Australian Aboriginal artist (1923–2006)

Cassidy Possum (Stockman) Tjapaltjarri (1923 - 25 February 2006) was an Australian Aboriginal spokesman, a tribal elder and well known visual artist.

He was born at Napperby in the Northern Territory around 1923. It is unclear exactly when he started painting, however, he was a regular painter during his many years as a pensioner at Mount Allan. He was one of the most flamboyant figures in this small community and was an elder of the Anmatyerre tribe. His traditional country covered a large tract of land (several thousand square miles) and included many important dreaming sites. His artwork and art themes were taken from his country and included caterpillar, men's love story, possum and men's dreamings.

Cassidy's full brother was Clifford Possum Tjapaltjarri, one of the most famous of all "first generation" contemporary Indigenous Australian artists. Clifford died in mid-2002.

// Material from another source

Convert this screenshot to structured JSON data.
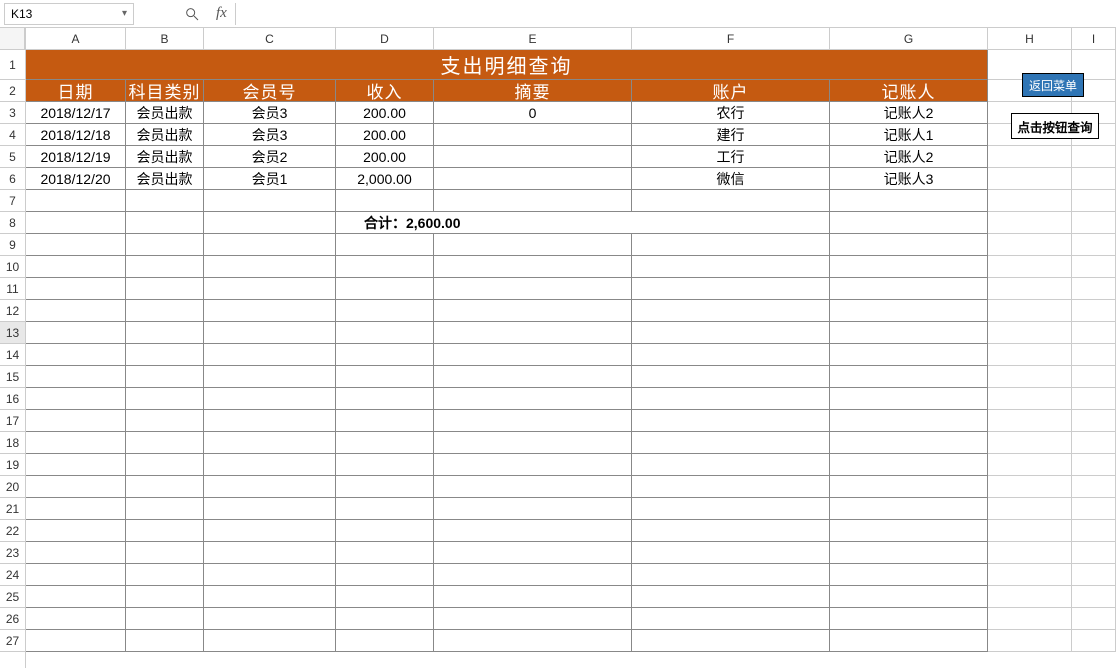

Since Clifford died Cassidy painted what he called "circle" dreaming which was part of a powerful dreaming story that was used in the sand paintings to bring Clifford home. These paintings were interspersed with the Possum Dreaming which he inherited from Clifford. These two dreamings were dramatically different in their construction, composition and colours to all of his earlier paintings. Cassidy was one of the first generation artists who painted important and powerful dreamings that preserved his culture.